Let’s go back to basics in mainstream physics.
What is a wave function? It is the solution of a wave equation. In quantum mechanics it is the solution of a specific equation where, in the double slit experiment, the boundary conditions and potentials give the function that describes an "electron scattering off double slits of given width and distance apart". $Ψ$, the wave function, a complex value function where $Ψ^*Ψ$ is the probability of finding the electron at (x,y,z,t). One needs an accumulation of electrons to be able to measure this probability.
Collapse is a bad description of what happens if the particle undergoes a second scattering, at the detecting screen for example.
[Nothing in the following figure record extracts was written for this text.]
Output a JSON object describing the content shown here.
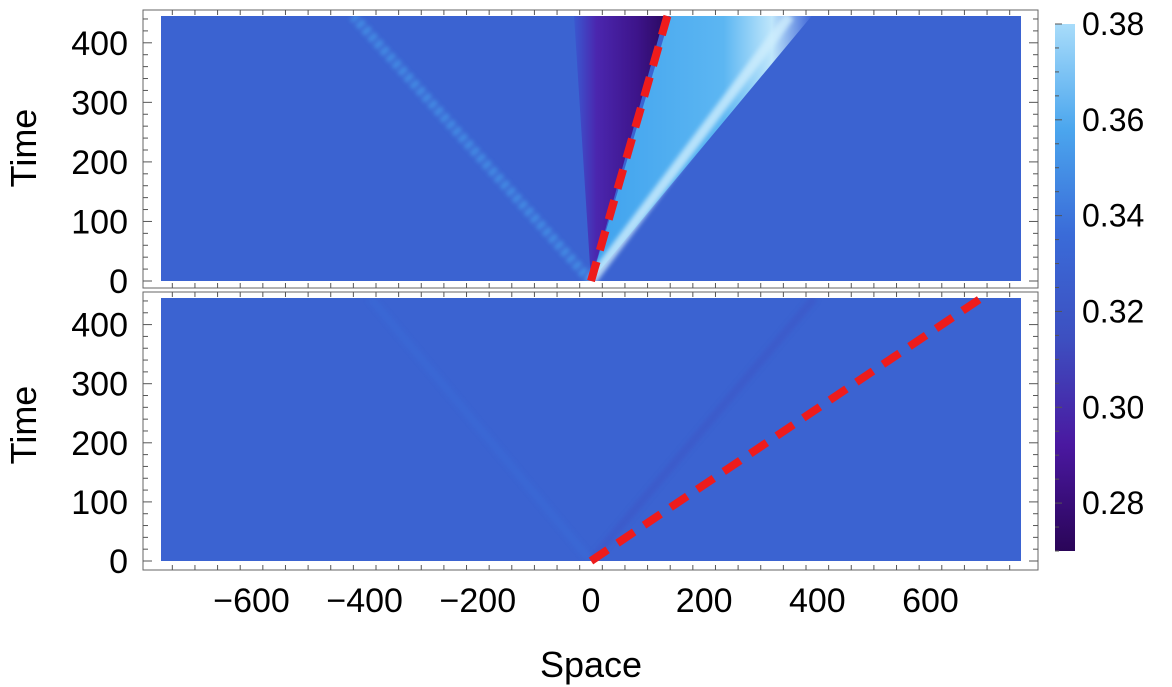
{
  "chart_data": [
    {
      "type": "heatmap",
      "panel": "top",
      "xlabel": "",
      "ylabel": "Time",
      "xlim": [
        -760,
        760
      ],
      "ylim": [
        0,
        445
      ],
      "yticks": [
        0,
        100,
        200,
        300,
        400
      ],
      "xticks": [],
      "background_value": 0.33,
      "features": [
        {
          "kind": "fan-region",
          "value_range": [
            0.27,
            0.31
          ],
          "x_at_t445": [
            -30,
            130
          ],
          "x_at_t0": [
            0,
            0
          ]
        },
        {
          "kind": "fan-region",
          "value_range": [
            0.35,
            0.38
          ],
          "x_at_t445": [
            140,
            390
          ],
          "x_at_t0": [
            0,
            0
          ]
        },
        {
          "kind": "wave-front",
          "value": 0.35,
          "x_at_t0": 0,
          "x_at_t445": -420
        }
      ],
      "overlay_line": {
        "style": "dashed",
        "color": "#ee1c1c",
        "points": [
          [
            0,
            0
          ],
          [
            135,
            445
          ]
        ]
      }
    },
    {
      "type": "heatmap",
      "panel": "bottom",
      "xlabel": "Space",
      "ylabel": "Time",
      "xlim": [
        -760,
        760
      ],
      "ylim": [
        0,
        445
      ],
      "yticks": [
        0,
        100,
        200,
        300,
        400
      ],
      "xticks": [
        -600,
        -400,
        -200,
        0,
        200,
        400,
        600
      ],
      "background_value": 0.33,
      "features": [
        {
          "kind": "wave-front",
          "value": 0.32,
          "x_at_t0": 0,
          "x_at_t445": 395
        },
        {
          "kind": "wave-front",
          "value": 0.335,
          "x_at_t0": 0,
          "x_at_t445": -390
        }
      ],
      "overlay_line": {
        "style": "dashed",
        "color": "#ee1c1c",
        "points": [
          [
            0,
            0
          ],
          [
            690,
            445
          ]
        ]
      }
    }
  ],
  "colorbar": {
    "min": 0.27,
    "max": 0.38,
    "ticks": [
      0.28,
      0.3,
      0.32,
      0.34,
      0.36,
      0.38
    ],
    "colors": [
      "#2a0558",
      "#4a18a0",
      "#3d4fc0",
      "#3a6bd8",
      "#4ba6ee",
      "#a8dcfa"
    ]
  }
}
At the screen there is a new interaction with new boundary conditions that has to be taken if one wants to compute the wave function. It is not a balloon collapsing, but a new necessarily solution for a new interaction, the old wave function becoming mathematical history, recorded on the screen.
But surely the wave function is smeared across both slits
The correct view is a mathematical formula describing the probability of interaction across and through both slits.
and the act of detecting which slit the photon could go through,
It is a second interaction with boundary conditions different, i.e., the first wave function is invalid when a subsequent interaction happens, new boundary conditions are needed for the new solution
if it were a particle, forces the wave function to collapse therefore it cannot continue as a wave.
Let’s make this clear. The electron is always described by a wave function, and when the boundary conditions change, the wave function changes, as with all solutions of differential wave equations.
My answer here may help clear the experimental point. The particle nature appears in the detection of individual electrons. The wave nature in the probability distribution of many electrons.